Duke a good example of an 18-month-old male American Mastiff with a fawn coat.
The American Mastiff has a much drier mouth than other Mastiffs. The drier mouth is due to outcrossing the English Mastiff with Anatolian Mastiff, which occurred early in the development of the breed. The American Mastiff is a large, massive and powerful dog. The head is wide, heavy and rectangular in shape. The eyes are amber in color, the darker the better. The ears are rounded and set high on the head. The muzzle is medium sized, and well-proportioned to the head, which has black mask. The nose is black. It has a scissor bite. The neck is powerful and slightly arched. The chest is deep, broad and well-rounded, descending to the level of elbows. The ribs are well-sprung and extend well back. The back is straight, muscular and powerful, with well-muscled and slightly arched loins. The forelegs are strong, straight and set well apart. The hind legs are wide and parallel. The feet are large, well-shaped and compact with arched toes .The tail is long, reaching the hocks. Puppies are usually born dark and lighten as they grow older, some becoming very light fawn by age one; some retain dark hairs. Colors are fawn, apricot and brindle. White markings acceptable on feet, chest and chin/nose. Temperament: Dignity rather than gaiety; quiet, calm, loving and loyal. Protective, but not aggressive.

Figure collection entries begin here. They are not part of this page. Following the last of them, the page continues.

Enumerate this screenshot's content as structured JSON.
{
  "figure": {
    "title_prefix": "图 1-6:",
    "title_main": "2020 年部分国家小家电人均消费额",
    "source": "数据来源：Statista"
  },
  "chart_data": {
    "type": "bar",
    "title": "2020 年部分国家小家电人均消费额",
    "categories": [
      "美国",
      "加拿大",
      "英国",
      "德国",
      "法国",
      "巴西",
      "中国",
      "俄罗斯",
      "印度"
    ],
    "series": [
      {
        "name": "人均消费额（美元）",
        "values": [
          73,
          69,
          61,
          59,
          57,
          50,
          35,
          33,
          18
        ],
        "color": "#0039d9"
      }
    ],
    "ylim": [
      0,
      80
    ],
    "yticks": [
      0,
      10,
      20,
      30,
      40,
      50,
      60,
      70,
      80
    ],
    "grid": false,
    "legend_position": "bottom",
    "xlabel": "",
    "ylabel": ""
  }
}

The American Mastiff loves children and is totally devoted to its family. It is non-aggressive except in those instances when its family, especially the children, are threatened. In those instances it becomes a courageous defender. The American Mastiff is wise, kind and gentle, patient and understanding, very loving with its own people, neither shy nor vicious. It is loyal and devoted. Since these dogs are of the Mastiff type and grow to be very large, this breed should only be with an owner who knows how to display strong leadership.The objective in training this dog is to achieve pack leader status. It is a natural instinct for a dog to have an order in its pack. When we humans live with dogs we become their pack. The entire pack cooperates under a single leader; lines are clearly defined and rules are set. You and all other humans MUST be higher up in the order than the dog. That is the only way your relationship can be a success.
Height: 28 - 36 inches (65 - 91 cm)
Weight: Males 160 to over 200 pounds (72 - 90 kg) Females 140 - 180 pounds (63 - 81 kg)
American Mastiffs tend to be healthy, happy dogs with fewer reported incidents of many of the health problems you see in other large breeds.
American Mastiffs do just fine in an apartment with daily exercise; a walk will do, or a run in a fenced-in yard. As they grow older they tend to become a little lazy. They are relatively inactive indoors ("couch potatoes") and a small yard will do.
Mastiffs are inclined to be lazy but they will keep fitter and happier if given regular exercise. Like all dogs, the American Mastiff should be taken on daily regular walks to help release its mental and physical energy. It's in a dog’s nature to walk. They should always be leashed in public.
About 10-12 years
About 2 to 5 puppies
The smooth, shorthaired coat is easy to groom. Brush with a firm bristle brush and wipe over with a piece of toweling or chamois for a gleaming finish. Bathe or dry shampoo when necessary. This breed is an average shedder.
Developed by Fredericka Wagner of Piketon, OH, at Flying W Farms by crossing the English Mastiff with an Anatolian Mastiff. The resulting puppies had a firmer, tighter lower lip line and did not drool as much as the average Mastiff; selective breeding thereafter kept the drier mouth.
"Bean is our American Mastiff. He is 14 weeks old and is very smart. He was extremely easy to potty train. It only took him one week to figure it out."
"Bean is playful when he wants to be but loves sleeping more than anything, well he may like eating a little more. His exercise consists of running up and down the stairs after our other 2 dogs. "
"Bean refuses to go outside on walks while there is snow on the ground. He learned "sit" and "shake" very quickly, though he will learn anything for a good treat. He is very loving and affectionate. He has to be laying on your lap or beside you while he is doing anything from playing with the other dogs or sleeping. He used to be 7 lbs but what seemed to be no less than a week he was 15 lbs. We can't wait for him to become full grown, but love his puppy days."